The interpretation of the Sipp rules has fallen on Sipp providers. While the majority will do their best to accommodate client needs, they also have a responsibility to tame the wilder requests of clients. This has led to some significant omissions from Sipp portfolios but also some lobbying work by Sipp providers to get the rules extended.
Seven Investment Management marketing director Justin Urquhart-Stewart says the group has been offered “just about every family heirloom possible” when building Sipp portfolios for clients. Most of them have failed the group’s internal tests.
One notable asset that the group rejected for a Sipp port-folio was an island off the coast of Ireland.
Urquhart-Stewart says: “It was tricky because it was a private island rather than having any commercial function. Also, there were problems with the validation of the deeds, which seemed to go back to 1745. It was really just a colony of seals and a sand bank, which made it extremely difficult to value, although there was a house on it.”
He says the group mostly rejects assets for inclusion in Sipps on the basis that they fail the tangible, moveable asset test.
But he says the company approaches unusual investments with the attitude that they will try and accommodate unique investments where possible and this is where specialist Sipp providers will score over more commoditised groups which may not have the resources to value tricky assets and may therefore reject them out of hand.
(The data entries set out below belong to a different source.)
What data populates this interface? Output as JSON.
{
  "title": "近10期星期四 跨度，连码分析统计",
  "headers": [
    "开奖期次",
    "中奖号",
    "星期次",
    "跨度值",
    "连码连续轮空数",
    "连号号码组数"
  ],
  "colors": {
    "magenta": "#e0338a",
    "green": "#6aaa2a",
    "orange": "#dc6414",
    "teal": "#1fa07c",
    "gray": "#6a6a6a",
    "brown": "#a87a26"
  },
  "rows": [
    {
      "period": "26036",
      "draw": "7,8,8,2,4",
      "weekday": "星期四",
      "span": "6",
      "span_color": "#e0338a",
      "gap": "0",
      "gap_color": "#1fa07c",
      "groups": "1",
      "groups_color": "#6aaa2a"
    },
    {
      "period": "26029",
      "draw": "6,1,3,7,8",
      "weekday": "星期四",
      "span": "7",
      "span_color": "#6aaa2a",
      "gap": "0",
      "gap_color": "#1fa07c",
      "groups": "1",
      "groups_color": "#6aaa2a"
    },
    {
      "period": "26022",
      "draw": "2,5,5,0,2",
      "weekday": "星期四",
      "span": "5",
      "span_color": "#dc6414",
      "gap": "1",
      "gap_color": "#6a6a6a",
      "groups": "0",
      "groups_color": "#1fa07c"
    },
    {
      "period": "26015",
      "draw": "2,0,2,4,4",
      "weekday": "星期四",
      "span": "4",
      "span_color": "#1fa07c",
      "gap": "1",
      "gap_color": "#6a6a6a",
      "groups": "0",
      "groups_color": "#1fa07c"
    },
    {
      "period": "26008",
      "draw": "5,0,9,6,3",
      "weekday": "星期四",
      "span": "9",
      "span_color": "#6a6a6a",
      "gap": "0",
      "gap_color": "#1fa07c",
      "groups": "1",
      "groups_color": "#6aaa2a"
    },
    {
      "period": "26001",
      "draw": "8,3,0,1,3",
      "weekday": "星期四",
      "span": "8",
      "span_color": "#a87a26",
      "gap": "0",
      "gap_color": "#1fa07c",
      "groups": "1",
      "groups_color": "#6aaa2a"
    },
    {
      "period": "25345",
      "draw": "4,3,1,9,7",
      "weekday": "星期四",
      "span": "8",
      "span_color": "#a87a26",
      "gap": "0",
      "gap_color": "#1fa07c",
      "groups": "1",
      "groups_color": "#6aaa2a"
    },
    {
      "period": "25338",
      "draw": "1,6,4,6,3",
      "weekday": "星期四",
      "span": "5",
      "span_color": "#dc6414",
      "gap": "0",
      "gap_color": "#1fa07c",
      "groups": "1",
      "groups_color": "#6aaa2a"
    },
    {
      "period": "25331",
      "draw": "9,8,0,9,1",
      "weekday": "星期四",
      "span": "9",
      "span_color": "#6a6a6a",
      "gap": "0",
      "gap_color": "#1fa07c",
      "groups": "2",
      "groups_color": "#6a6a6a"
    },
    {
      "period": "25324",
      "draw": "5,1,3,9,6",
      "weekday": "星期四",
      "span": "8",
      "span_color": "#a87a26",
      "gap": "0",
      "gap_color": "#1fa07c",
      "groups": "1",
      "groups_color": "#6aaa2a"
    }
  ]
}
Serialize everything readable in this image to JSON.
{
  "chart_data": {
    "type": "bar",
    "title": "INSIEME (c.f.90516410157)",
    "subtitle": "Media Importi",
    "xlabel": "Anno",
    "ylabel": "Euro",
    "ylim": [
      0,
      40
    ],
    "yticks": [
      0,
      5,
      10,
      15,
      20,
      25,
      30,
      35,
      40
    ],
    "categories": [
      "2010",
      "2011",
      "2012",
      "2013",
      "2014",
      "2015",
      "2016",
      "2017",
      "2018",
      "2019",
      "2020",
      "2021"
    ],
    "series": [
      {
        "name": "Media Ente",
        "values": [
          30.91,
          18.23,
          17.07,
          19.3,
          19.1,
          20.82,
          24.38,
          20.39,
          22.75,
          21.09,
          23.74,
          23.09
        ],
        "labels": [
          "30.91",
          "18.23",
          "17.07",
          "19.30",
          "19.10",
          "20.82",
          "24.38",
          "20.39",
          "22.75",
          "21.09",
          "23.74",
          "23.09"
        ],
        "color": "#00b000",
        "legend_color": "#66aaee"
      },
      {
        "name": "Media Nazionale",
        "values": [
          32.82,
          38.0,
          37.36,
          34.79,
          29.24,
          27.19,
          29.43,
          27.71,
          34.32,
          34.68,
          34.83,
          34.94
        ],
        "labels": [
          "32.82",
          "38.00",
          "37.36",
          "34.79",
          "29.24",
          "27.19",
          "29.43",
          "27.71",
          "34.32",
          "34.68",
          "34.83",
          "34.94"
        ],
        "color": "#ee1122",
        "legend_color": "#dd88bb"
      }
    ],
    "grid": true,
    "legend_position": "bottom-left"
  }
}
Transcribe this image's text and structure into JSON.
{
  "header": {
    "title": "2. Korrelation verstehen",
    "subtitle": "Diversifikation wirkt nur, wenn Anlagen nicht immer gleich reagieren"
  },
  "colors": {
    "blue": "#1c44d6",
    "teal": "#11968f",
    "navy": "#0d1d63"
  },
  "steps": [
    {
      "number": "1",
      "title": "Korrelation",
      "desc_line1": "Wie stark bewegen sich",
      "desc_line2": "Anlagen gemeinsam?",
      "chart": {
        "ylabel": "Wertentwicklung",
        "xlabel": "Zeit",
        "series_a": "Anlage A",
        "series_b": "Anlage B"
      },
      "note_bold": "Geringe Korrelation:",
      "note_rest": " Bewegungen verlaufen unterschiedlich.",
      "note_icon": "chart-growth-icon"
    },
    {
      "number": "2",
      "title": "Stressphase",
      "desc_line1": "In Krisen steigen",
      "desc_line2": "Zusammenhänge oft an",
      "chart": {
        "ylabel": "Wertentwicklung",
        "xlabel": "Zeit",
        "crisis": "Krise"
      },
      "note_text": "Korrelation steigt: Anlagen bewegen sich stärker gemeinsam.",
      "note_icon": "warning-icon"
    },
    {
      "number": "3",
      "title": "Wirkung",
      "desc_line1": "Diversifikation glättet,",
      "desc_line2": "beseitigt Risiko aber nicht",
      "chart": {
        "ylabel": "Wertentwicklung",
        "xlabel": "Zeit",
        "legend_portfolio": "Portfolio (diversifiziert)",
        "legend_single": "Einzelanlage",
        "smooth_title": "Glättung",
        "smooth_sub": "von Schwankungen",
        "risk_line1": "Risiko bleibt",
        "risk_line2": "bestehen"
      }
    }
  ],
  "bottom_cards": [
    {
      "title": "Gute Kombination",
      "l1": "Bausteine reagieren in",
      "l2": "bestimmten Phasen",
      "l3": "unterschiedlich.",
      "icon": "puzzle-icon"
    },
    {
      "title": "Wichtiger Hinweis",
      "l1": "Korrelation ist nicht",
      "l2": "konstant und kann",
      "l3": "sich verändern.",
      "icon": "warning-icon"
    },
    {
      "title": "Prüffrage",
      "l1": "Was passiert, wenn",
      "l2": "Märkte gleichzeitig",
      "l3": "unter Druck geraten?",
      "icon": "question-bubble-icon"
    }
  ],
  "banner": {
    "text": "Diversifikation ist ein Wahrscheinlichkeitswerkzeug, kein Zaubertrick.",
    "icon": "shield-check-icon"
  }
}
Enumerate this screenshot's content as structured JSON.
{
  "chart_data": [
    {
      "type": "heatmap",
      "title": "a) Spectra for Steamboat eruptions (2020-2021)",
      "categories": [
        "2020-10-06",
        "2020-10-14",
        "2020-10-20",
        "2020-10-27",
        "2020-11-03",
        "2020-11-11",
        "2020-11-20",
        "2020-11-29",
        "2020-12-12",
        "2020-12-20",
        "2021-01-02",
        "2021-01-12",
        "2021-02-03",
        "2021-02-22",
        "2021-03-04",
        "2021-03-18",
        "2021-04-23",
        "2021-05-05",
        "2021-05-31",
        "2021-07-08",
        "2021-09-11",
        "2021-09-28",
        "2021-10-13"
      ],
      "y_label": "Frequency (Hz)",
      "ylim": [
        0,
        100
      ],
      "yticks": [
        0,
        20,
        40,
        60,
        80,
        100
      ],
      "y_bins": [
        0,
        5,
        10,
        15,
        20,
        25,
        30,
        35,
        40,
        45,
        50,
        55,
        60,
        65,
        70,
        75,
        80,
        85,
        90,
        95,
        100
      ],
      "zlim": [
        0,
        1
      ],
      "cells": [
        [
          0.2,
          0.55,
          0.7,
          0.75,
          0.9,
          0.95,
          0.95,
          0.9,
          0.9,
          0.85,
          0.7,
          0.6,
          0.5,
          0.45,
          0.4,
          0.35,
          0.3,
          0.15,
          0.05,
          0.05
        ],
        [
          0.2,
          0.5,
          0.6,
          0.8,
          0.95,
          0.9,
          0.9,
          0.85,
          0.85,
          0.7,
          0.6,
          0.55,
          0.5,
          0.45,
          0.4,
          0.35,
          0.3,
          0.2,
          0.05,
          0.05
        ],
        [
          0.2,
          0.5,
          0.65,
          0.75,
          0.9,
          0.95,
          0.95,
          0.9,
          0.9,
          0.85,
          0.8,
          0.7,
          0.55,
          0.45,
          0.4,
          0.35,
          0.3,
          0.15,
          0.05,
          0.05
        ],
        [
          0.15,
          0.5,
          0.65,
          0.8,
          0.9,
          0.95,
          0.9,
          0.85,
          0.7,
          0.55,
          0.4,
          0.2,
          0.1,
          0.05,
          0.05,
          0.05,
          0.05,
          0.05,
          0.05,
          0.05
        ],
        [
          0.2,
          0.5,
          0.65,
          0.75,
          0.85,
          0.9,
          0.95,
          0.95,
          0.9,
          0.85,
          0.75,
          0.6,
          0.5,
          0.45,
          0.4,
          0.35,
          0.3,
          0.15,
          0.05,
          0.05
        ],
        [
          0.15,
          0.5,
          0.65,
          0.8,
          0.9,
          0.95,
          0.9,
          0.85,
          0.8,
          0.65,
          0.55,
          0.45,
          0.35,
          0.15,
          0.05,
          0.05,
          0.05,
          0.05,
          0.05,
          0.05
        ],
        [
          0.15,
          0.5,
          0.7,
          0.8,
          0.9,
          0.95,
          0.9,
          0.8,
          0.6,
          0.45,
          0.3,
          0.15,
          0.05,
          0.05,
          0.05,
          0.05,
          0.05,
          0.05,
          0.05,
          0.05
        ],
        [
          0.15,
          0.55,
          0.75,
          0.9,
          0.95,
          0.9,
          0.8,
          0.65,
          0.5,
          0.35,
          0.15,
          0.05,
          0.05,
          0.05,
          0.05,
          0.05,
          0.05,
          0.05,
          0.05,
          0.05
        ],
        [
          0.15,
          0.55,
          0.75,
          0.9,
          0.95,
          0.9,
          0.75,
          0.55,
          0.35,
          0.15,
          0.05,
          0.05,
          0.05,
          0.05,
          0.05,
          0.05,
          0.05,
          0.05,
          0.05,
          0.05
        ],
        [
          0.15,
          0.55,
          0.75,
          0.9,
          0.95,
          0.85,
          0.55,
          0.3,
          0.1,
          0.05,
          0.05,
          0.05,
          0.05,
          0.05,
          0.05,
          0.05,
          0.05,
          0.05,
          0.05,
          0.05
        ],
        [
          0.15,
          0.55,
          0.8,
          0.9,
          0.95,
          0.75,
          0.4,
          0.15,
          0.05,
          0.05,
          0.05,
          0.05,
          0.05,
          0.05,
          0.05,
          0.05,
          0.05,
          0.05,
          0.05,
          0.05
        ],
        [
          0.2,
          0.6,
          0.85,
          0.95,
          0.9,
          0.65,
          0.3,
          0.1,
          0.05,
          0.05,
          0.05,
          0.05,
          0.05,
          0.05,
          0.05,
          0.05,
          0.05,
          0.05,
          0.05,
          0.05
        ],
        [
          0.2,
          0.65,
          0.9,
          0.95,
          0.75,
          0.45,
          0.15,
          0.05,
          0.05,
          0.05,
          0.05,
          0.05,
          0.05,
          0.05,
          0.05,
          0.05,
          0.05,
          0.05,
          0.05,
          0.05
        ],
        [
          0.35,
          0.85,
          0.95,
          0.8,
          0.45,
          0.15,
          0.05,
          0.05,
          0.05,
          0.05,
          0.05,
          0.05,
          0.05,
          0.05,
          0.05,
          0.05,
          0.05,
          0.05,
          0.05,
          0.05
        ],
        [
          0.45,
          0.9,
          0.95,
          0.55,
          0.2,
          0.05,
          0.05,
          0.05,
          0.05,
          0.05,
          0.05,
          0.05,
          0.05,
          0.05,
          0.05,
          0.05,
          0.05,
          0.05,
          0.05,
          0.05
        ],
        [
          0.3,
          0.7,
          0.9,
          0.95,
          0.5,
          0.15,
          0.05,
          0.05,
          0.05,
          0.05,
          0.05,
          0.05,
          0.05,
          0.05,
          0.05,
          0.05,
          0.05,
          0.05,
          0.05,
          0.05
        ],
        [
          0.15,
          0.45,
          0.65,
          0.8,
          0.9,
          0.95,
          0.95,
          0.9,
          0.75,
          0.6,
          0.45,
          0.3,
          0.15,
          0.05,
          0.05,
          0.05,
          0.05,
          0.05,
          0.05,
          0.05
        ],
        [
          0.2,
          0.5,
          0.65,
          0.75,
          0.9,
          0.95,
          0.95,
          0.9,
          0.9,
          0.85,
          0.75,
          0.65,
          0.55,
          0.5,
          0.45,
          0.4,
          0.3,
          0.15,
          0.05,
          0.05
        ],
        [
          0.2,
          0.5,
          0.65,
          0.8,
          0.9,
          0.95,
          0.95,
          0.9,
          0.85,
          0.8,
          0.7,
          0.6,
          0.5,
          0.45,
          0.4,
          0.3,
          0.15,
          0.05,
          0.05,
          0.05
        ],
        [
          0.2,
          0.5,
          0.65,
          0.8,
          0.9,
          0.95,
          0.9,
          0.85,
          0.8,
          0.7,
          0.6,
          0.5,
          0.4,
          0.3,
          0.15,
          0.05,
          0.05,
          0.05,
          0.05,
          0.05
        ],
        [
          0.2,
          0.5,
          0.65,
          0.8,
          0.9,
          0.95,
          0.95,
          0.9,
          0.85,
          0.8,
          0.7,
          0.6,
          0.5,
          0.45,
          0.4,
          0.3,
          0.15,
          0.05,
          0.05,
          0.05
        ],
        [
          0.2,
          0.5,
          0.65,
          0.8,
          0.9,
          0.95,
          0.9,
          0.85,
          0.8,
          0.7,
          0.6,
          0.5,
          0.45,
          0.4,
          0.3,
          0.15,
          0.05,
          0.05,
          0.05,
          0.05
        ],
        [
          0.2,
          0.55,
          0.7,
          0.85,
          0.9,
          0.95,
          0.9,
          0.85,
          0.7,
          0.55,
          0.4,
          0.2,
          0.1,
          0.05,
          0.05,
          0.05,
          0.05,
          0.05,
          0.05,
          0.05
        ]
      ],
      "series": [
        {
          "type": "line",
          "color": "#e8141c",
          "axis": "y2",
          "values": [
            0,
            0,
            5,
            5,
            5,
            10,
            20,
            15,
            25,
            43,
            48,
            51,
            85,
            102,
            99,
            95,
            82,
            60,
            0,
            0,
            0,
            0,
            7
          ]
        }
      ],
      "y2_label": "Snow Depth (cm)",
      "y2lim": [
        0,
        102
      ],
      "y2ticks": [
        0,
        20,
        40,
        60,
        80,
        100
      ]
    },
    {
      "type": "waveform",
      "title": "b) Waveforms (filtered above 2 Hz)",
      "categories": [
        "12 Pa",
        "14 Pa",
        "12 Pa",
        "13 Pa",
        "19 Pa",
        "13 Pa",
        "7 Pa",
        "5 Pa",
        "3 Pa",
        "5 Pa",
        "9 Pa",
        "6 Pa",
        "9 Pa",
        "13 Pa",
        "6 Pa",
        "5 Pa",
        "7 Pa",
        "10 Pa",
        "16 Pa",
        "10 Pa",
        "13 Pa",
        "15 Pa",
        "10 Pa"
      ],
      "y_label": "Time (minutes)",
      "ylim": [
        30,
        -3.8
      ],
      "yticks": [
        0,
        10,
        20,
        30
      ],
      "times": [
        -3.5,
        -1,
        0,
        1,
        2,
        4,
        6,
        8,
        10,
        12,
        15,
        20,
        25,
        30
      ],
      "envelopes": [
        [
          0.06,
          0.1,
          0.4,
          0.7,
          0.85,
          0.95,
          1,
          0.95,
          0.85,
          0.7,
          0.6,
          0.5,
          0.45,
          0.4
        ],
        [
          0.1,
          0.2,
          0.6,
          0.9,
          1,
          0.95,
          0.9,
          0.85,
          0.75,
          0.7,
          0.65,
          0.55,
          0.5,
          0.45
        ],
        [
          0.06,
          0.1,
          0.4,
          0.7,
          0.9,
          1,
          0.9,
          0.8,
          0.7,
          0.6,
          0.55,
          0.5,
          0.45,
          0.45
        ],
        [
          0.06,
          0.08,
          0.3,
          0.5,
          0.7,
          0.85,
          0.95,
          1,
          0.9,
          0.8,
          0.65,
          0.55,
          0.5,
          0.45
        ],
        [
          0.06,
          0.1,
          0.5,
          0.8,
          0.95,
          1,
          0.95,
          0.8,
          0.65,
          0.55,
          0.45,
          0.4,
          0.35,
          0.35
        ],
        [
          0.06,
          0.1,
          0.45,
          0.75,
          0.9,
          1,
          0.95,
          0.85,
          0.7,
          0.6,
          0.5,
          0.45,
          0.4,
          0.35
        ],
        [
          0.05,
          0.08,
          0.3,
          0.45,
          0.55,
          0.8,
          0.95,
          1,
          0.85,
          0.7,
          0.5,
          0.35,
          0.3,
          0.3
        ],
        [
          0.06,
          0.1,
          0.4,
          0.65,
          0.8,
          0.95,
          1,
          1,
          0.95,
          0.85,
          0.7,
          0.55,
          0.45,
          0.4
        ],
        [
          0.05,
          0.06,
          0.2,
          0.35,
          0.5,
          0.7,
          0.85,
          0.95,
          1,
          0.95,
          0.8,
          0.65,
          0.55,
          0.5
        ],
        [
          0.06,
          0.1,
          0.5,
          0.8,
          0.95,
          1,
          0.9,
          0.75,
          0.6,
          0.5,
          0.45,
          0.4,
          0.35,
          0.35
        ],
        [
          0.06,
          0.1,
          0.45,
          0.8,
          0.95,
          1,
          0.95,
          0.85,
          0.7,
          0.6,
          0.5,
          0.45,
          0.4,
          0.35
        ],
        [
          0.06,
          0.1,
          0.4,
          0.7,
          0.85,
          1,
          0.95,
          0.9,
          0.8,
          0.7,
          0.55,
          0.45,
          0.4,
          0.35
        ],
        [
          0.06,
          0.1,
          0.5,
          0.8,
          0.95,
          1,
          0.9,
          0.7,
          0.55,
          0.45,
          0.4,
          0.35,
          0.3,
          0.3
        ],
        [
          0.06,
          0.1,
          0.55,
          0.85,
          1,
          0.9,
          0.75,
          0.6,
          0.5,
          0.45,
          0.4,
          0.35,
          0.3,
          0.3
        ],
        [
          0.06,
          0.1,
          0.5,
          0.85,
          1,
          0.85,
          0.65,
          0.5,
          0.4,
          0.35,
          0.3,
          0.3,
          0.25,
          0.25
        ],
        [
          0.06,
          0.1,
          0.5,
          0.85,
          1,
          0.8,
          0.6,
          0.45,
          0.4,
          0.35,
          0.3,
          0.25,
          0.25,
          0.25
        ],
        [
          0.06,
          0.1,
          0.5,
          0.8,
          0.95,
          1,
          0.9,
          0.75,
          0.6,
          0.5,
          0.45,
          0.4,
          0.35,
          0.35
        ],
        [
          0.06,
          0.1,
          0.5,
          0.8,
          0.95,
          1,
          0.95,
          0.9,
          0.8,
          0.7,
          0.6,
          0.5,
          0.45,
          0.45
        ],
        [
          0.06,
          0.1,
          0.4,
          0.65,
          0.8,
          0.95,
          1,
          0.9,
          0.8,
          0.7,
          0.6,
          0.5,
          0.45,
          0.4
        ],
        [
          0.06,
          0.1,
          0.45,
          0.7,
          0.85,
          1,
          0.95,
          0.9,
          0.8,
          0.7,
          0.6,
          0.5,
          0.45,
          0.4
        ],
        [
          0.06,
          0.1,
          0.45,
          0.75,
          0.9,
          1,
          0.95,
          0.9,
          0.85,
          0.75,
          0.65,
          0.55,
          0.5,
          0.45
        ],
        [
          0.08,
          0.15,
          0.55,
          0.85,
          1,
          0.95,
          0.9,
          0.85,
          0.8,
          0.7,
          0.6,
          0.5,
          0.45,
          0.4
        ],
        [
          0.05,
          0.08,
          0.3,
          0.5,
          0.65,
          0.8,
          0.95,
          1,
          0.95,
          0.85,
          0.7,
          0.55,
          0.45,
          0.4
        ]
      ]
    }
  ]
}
In the majority of cases, 7IM and other specialist providers will work with clients to structure assets to fit them into a Sipp portfolio.
Suffolk Life marketing director John Moret says the group generally avoids overseas property as the risks and costs are too great. He has also seen plenty of instances of investors trying to shoehorn residential property into Sipp structures, which Suffolk Life had to reject.
The group also rejected a request from a client to include a narrow boat in a Sipp. Moret says: “Although the narrow boat was used as an office, we rejected it on the grounds that it failed tangible moveable asset test – it is unquestionably moveable.”
Mattioli Woods marketing and sales director Murray Smith says Sipps can be seen as a well of money, particularly since the contraction in bank lending and the group has needed to be increasingly careful where it draws the line.
Smith says: “We always do a lot of due diligence before we say yes to any foreign property transaction, for example. However, we always try to say yes where possible. It is often easier for us to drill down into the underlying investments than other providers.”
Of course, the Sipp market has not been immune to fraud and has seen some rogue providers knowingly include illegal assets within Sipps. This was a particular problem with private equity assets. The Sipp industry has clubbed together to alert the regulator and prevent this kind of problem.
The coalition Government is consulting on what can be put into a Sipp and there is a chance that the rules may be relaxed more in line with those originally proposed at A-Day. Smith believes that would bring in a number of “wacky” investments that have previously been rejected.
It is also leading to some increased lobbying on the part of Sipp providers. Hornbuckle Mitchell has been lobbying pensions minister Steve Webb to allow wind farms and solar panels in Sipp portfolios.
Renewable energy sources are deemed moveable by the Inland Revenue but Hornbuckle Mitchell believes that a relaxation in the rules could help plug the UK’s energy gap.
The group says uses could include installing solar panels on office buildings. The business would pay a higher rent to reflect their lower energy costs and the difference could be passed on to the Sipp as an income stream.
Hornbuckle Mitchell director Mary Stewart says the group has had requests from clients to include this type of investment in a Sipp which it has had to reject but the group believes that the Government should encourage green energy investment within pensions. The group points out that there are already exemptions for certain assets such as gold.
The temptation is for inves-tors to treat Sipps as a repository for any assets that they want to shelter from tax. But while the range of permissible assets may expand, there is unlikely to be an investment free for all. In the meantime, investors will have to find another tax loophole for those heirlooms.